Blondes

Blondes
Two blondes realize that their apartment is on fire do they go out onto the balcony.
“Help, help!” yells one of the blondes.
“Help us, help us!” yells the other.
“Maybe it would be better if we yelled together,” said the first blonde.
“Good idea,” said the other.
“Together, together!”

Talking dog

Talking dog
A guy sees a sign in front of a house, “Talking Dog for Sale.” So he rings the bell and the owner tells him that the dog is in the backyard. The guy walks into the backyard and sees a black mutt just sitting there.
“Can you talk?” he asks.
“Yep,” the mutt replies.
“So, what's your story?”
The mutt looks up and says, “Well, I discovered this gift pretty young and I wanted to help the government. So I told the CIA about my gift, and in no time they had me jetting from country to country. I’d sit in a room with various people, spies, world leaders etc. and because no one figured that I could talk. I was one of their most valuable spies eight years running. The jetting around really tired me out, and I knew I wasn't getting any younger so I decided to settle down. I got married had a mass of puppies, and now I'm retired.”
The guy is amazed so he asks the owner how much he wants for the dog.
The owner says, “Ten bucks.”
The guy says, “That dog is amazing. Why on earth are you selling him so cheaply?”
The owner replies, “He's such a liar. He didn't do any of that stuff!”

An honourable profession

An honourable profession
Every Sunday, a little old lady placed $1,000 bill on the collection plate. This went on for weeks until the priest, overcome by curiosity approached her. “Sister, I couldn't help but notice that you put $1,000 a week in the collection plate,” he says.
“Why yes,” she replies, “every week my son sends me money. What I don't need I give to the church.”
“That's wonderful, how much does he send you?”
“Oh, $20,000 a week.”
“Wow, your son must be very successful businessman. What does he do for a living?”
“He is a Vet,” she answers.
“That is a very honourable profession. Where does he practice?”
“O, well, he has one cat house in Las Vegas and another in Reno.”

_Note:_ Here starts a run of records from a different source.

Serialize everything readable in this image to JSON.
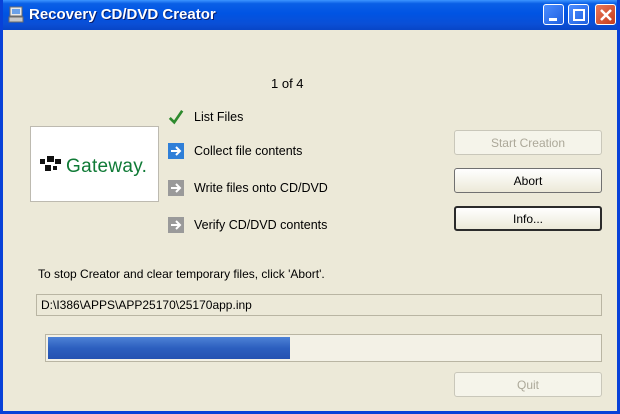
{
  "window": {
    "title": "Recovery CD/DVD Creator",
    "icons": [
      "app-icon",
      "minimize-icon",
      "maximize-icon",
      "close-icon"
    ]
  },
  "logo": {
    "text": "Gateway."
  },
  "step_counter": "1 of 4",
  "steps": [
    {
      "label": "List Files",
      "icon": "checkmark-icon",
      "status": "done"
    },
    {
      "label": "Collect file contents",
      "icon": "arrow-right-icon",
      "status": "active"
    },
    {
      "label": "Write files onto CD/DVD",
      "icon": "arrow-right-icon",
      "status": "pending"
    },
    {
      "label": "Verify CD/DVD contents",
      "icon": "arrow-right-icon",
      "status": "pending"
    }
  ],
  "buttons": {
    "start": "Start Creation",
    "abort": "Abort",
    "info": "Info...",
    "quit": "Quit"
  },
  "instruction": "To stop Creator and clear temporary files, click 'Abort'.",
  "current_file": "D:\\I386\\APPS\\APP25170\\25170app.inp",
  "progress": {
    "fraction": 0.44
  },
  "colors": {
    "titlebar": "#0054e3",
    "progress": "#2c5fbf",
    "check": "#2d8a2d",
    "arrow_active": "#2f7fd8",
    "arrow_pending": "#9a9a9a",
    "logo": "#0f7a36"
  }
}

The definition of Heaven and Hell

The definition of Heaven and Hell
In Heaven:
The cooks are French,
The policemen are English,
The mechanics are German,
The lovers are Italian,
The bankers are Swiss.
In Hell:
The cooks are English,
The policemen are German,
The mechanics are French,
The lovers are Swiss,
The bankers are Italian.

The inflatable pupil

The inflatable pupil
An inflatable pupil goes to his inflatable school and he’s having a really bad day. Bored in his history lesson, he gets up and walks out of class. Walking down the corridor, he sees the inflatable headmaster and he pulls out a knife and stabs him! He runs along the corridor and as he gets outside he thinks, “I hate school”. He then pull out his knife and stabs the school as well! Decides to go to his inflatable home and runs off.
Two hours later, his inflatable mum is knocking on his inflatable bedroom door with the inflatable police. Panicking, inflatable boy pulls out the knife and stabs himself! Later on that evening, he wakes up in an inflatable hospital and sees the inflatable headmaster in the inflatable bed next to him. Shaking his deflated head, more in sorrow than in anger, the headmaster gravely says, “You boy have let me down, you've let the school down and but worst of all you've let yourself down!”

How long before sex?

How long before sex?
A surgeon goes to see a young female patient the day after performing an operation on her. She seems slightly uncomfortable and embarrassed so the doctor she asks, “What's wrong?”
“Well this is a bit of an embarrassing question, but how long will it be before I can resume my normal sex life?”
“Hum!” gasps the doctor, as he looks thoughtful.
“I hadn't really thought about that. You're the first patient to ever ask me that after a tonsillectomy!”
Q: How can you tell that the British house of parliament is follow of dicks?
A: Every one there is called an honourable member!

Two Tigers

Two Tigers
Two tigers are walking in the jungle in single file along a trail.
The rear tiger wanders off the trail for a few minutes then reappears. A few moments later, the front tiger feels what seems to be the other tiger's tongue, applied just below his tail. The tiger disapproves of this action, but doesn't want to start a fight so lets it go. Then, the tiger again feels the tongue in the same area. Outraged he decides to confront the other tiger and asks, “Did you just lick arse?”
The other tiger replies, “Yeah, sorry about that. I just ate a lawyer and I’m trying to get rid of the taste!”

Stinky

Stinky
A guy walks into a lift and stands next to a beautiful woman. After a few moments he turns to her and says, “God dam your pussy smells!”
The woman is disgusted and says, “It does not!”
“Hmmm,” he replies. “It must be your feet, then!”